Q3: The program's second attempt to channel the array from init to sum fails. What is different about this case?

A3: printf is called in between init_array and sum_array. This means that printf uses that stack space before sum_array, and so it may overwrite or change the memory contents there to no longer be what init_array left behind.

3) Clobbering Memory

Q1: When i changes from 2 to 3, execute disassemble in GDB to see exactly what assembly instruction is responsible for changing i at that point. As a tip, the => will point to the instruction that is about to be executed, so the one that changed i comes before this. Where does this instruction come from in the C code?

A1: The instruction is addq $0x1,0x28(%rsp), which comes from the i++ in the code.

Q2: When i changes from 5 to 0, execute disassemble again in GDB to see exactly what assembly instruction is responsible for changing i at that point. It looks like it's a different instruction from the one changing i before. What is that instruction?

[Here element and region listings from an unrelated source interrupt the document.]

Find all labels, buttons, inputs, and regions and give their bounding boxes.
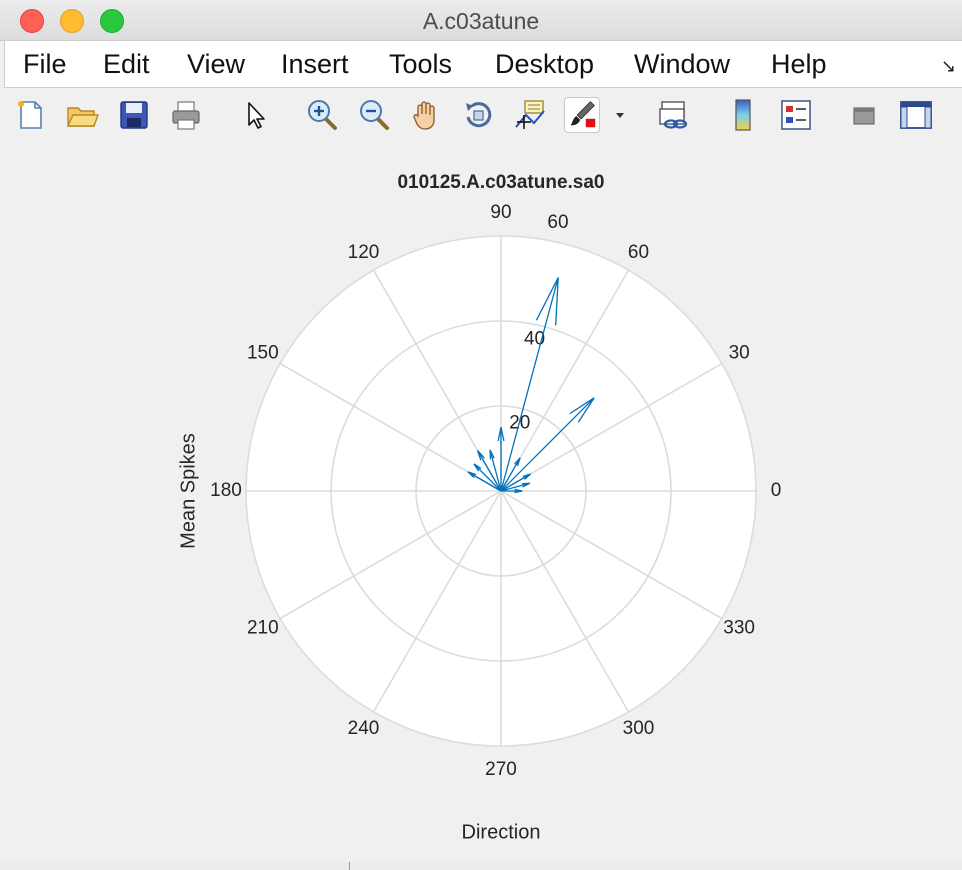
pointer-icon[interactable] xyxy=(238,97,274,133)
chart-title: 010125.A.c03atune.sa0 xyxy=(397,172,604,193)
save-icon[interactable] xyxy=(116,97,152,133)
data-cursor-icon[interactable] xyxy=(512,97,548,133)
pan-hand-icon[interactable] xyxy=(408,97,444,133)
menu-desktop[interactable]: Desktop xyxy=(495,48,594,80)
angle-tick-label: 240 xyxy=(348,718,380,739)
menu-file[interactable]: File xyxy=(23,48,67,80)
angle-tick-label: 90 xyxy=(490,202,511,223)
angle-tick-label: 0 xyxy=(771,480,782,501)
menu-help[interactable]: Help xyxy=(771,48,827,80)
menu-edit[interactable]: Edit xyxy=(103,48,150,80)
legend-icon[interactable] xyxy=(778,97,814,133)
print-icon[interactable] xyxy=(168,97,204,133)
background-window-strip xyxy=(0,862,962,870)
link-plot-icon[interactable] xyxy=(656,97,692,133)
angle-tick-label: 60 xyxy=(547,212,568,233)
angle-tick-label: 60 xyxy=(628,242,649,263)
brush-icon[interactable] xyxy=(564,97,600,133)
new-figure-icon[interactable] xyxy=(12,97,48,133)
compass-plot[interactable]: 010125.A.c03atune.sa0 0 30 60 90 120 150 180 210… xyxy=(0,141,962,862)
menu-bar: File Edit View Insert Tools Desktop Wind… xyxy=(4,40,962,88)
rotate-3d-icon[interactable] xyxy=(460,97,496,133)
angle-tick-label: 120 xyxy=(348,242,380,263)
angle-tick-label: 180 xyxy=(210,480,242,501)
figure-window: A.c03atune File Edit View Insert Tools D… xyxy=(0,0,962,863)
y-axis-label: Mean Spikes xyxy=(177,433,199,549)
menu-window[interactable]: Window xyxy=(634,48,730,80)
dropdown-arrow-icon[interactable] xyxy=(612,97,628,133)
hide-plot-tools-icon[interactable] xyxy=(846,97,882,133)
window-title: A.c03atune xyxy=(422,8,540,34)
zoom-in-icon[interactable] xyxy=(304,97,340,133)
show-plot-tools-icon[interactable] xyxy=(898,97,934,133)
angle-tick-label: 30 xyxy=(729,343,750,364)
menu-insert[interactable]: Insert xyxy=(281,48,349,80)
angle-tick-label: 330 xyxy=(723,618,755,639)
title-bar[interactable]: A.c03atune xyxy=(0,0,962,41)
open-file-icon[interactable] xyxy=(64,97,100,133)
angle-tick-label: 210 xyxy=(247,618,279,639)
dock-arrow-icon[interactable]: ↘ xyxy=(941,56,956,77)
angle-tick-label: 300 xyxy=(623,718,655,739)
x-axis-label: Direction xyxy=(462,821,541,843)
colorbar-icon[interactable] xyxy=(726,97,762,133)
menu-tools[interactable]: Tools xyxy=(389,48,452,80)
menu-view[interactable]: View xyxy=(187,48,245,80)
background-window-divider xyxy=(349,862,350,870)
angle-tick-label: 150 xyxy=(247,343,279,364)
angle-tick-label: 270 xyxy=(485,759,517,780)
zoom-out-icon[interactable] xyxy=(356,97,392,133)
toolbar xyxy=(0,89,962,142)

Where does it come from in the C code? What code is thus responsible for clobbering i?

A2: The instruction is movq $0x0,(%rsp,%rax,8), which comes from the arr[i] = 0 in the code. Thus, the code responsible for clobbering i is the assignment to arr[i] = 0, since i gives an address too far when we do the pointer arithmetic and then we assign zero to the value of i and start the loop all over again as a result!